True pals and opposite sex
In the Jewish view, can a man and woman just be friends without concerning themselves about anything intimate?
Your question could well be posed as a general one in addition to a specifically Jewish one. This is because the sexual dynamic will often come into cross-gender friendships as this is human nature. That is not to say every such friendship will have this element, but it’s a prevalent and universal issue. As a result, the Halacha, while certainly permitting polite interchange, is quite cautious about allowing men and women to get into more challenging dynamics in the first instance. Accordingly, there are rules of Yichud, which regulate to what extent a man and a woman may place themselves in intimate isolation behind doors and beyond the observation of others.
There are also rules of Tzniut or modesty, which further place restriction on interaction that could lead to inappropriate intimacy. So I suppose the answer to your question is that, while in theory, men and women might well be able to just be friends, there are challenges that can intervene owing to the sexual dynamic between the genders. The rabbis were alive to this and created rules around these relationships with the message that caution and common sense is required.

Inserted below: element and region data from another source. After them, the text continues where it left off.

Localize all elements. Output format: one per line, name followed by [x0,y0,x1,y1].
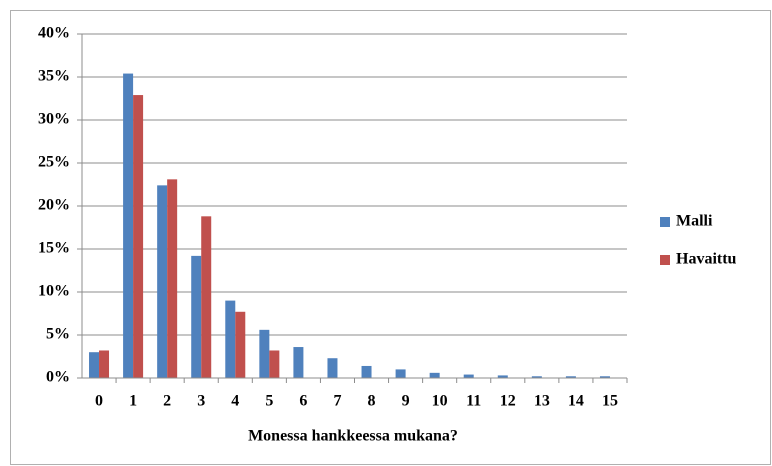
bar [201,216,212,378]
bar [599,376,610,378]
y-tick-label: 5% [46,326,70,343]
bar [269,350,280,378]
bar [157,185,168,378]
x-tick-label: 4 [231,393,239,410]
x-tick-label: 6 [299,393,307,410]
x-tick-label: 13 [534,393,550,410]
x-tick-label: 0 [95,393,103,410]
x-tick-label: 8 [368,393,376,410]
bar [89,352,100,378]
x-tick-label: 7 [333,393,341,410]
x-tick-label: 14 [568,393,584,410]
bar [259,329,270,378]
y-tick-label: 30% [38,111,70,128]
y-tick-label: 40% [38,25,70,42]
bar [99,350,110,378]
bar [565,376,576,378]
bar [531,376,542,378]
bar [497,375,508,378]
bar [167,179,178,378]
bar [361,365,372,378]
x-tick-label: 15 [602,393,618,410]
legend-swatch [660,217,670,227]
y-tick-label: 25% [38,154,70,171]
x-tick-label: 5 [265,393,273,410]
bar [225,300,236,378]
bar [395,369,406,378]
x-tick-label: 10 [432,393,448,410]
y-tick-label: 35% [38,68,70,85]
x-tick-label: 3 [197,393,205,410]
y-tick-label: 0% [46,369,70,386]
bar [327,358,338,378]
x-tick-label: 12 [500,393,516,410]
x-tick-label: 2 [163,393,171,410]
legend-swatch [660,255,670,265]
y-tick-label: 15% [38,240,70,257]
x-tick-label: 9 [402,393,410,410]
bar [235,311,246,378]
y-tick-label: 20% [38,197,70,214]
legend-label: Havaittu [676,251,737,268]
bar [123,73,134,378]
bar [429,372,440,378]
bar [293,347,304,378]
legend-label: Malli [676,213,713,230]
bar [133,95,144,378]
y-tick-label: 10% [38,283,70,300]
x-tick-label: 1 [129,393,137,410]
bar [191,255,202,378]
x-tick-label: 11 [466,393,481,410]
x-axis-title: Monessa hankkeessa mukana? [248,428,458,445]
bar [463,374,474,378]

Should I forgo spurs matches?
I recently took my six-year-old son to his first Spurs match. I was upset that he heard the word ‘Yiddo’ coming from the stands and was unsure how to explain the term to him. Am I at fault for exposing him to such chants at such an early age, as there was also lots of swearing around us, which I was also very upset he heard?

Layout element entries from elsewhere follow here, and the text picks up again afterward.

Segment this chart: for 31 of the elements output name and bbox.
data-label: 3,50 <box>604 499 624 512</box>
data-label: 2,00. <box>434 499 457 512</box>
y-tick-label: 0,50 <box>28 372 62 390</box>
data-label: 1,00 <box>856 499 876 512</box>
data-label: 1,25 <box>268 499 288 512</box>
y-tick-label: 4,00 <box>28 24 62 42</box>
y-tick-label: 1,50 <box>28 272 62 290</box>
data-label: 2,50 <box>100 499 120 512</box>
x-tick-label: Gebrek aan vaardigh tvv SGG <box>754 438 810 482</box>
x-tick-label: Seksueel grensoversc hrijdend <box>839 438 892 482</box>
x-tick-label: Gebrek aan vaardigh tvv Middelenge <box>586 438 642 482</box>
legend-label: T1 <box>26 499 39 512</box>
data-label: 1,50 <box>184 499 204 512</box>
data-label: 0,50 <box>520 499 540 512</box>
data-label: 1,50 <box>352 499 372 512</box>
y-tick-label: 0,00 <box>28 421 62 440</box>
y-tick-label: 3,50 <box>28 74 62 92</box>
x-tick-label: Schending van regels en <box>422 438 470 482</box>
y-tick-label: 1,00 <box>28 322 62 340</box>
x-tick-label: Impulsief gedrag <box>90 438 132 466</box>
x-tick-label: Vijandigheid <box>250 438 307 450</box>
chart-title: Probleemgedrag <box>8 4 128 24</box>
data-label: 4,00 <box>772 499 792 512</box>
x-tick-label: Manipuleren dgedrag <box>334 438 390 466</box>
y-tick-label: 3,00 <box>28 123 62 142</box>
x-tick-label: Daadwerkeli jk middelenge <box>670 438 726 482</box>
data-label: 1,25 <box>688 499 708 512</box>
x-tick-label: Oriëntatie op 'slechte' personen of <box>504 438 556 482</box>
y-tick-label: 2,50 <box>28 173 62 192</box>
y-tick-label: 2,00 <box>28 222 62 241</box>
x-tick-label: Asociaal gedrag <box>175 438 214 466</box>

My understanding is that the term ‘Yiddo’ as traditionally used by Spurs supporters is not necessarily anti-Semitic or offensive. Even though terms such as ‘Yid’ or ‘Yiddo’ can carry negative connotations in a different context, your son will eventually need to know about anti-Semitism and, therefore, I can’t see the issue in exposing him to this benign usage. Swearing, however, is a different issue. It does him some harm to hear such language and runs the risk that he will begin to see it as normal. Accordingly, you ought to find ways to ensure he can be spared such exposure.
Uneasy about Christmas meal
I’m from a religious background and my wife’s family is traditionally Jewish but likes to celebrate Christmas Day with family. Although it did not bother me at a minor level, the fact my in-laws had a full Turkey dinner, along with Christmas crackers and even a Christmas sing-a-long did make me uncomfortable. I participated just to make my wife happy. Any advice for next time?
It is certainly no mitzvah to embrace Christmas as your in-laws appear to have done. We have Chanukah at this time of year on which to focus our energies and ought not to observe a holiday antithetical to Judaism. That said, Christmas has now become secularised and empty of much of the original Christian and pagan religious content. It is important to try to preserve the peace within the family and not embarrass or alienate your wife – or her family.
So, if you are in a position next time to make a polite excuse to absent yourself without offending anyone, then all the better. If that is not the case (as appears to be the situation), then – on the basis their behaviour is devoid of religious intent – it is probably better to keep shtum, but avoid any participation. Perhaps, as your in-laws are traditional Jews, you can work together with your wife to find a way to gently raise your view with them without fallout.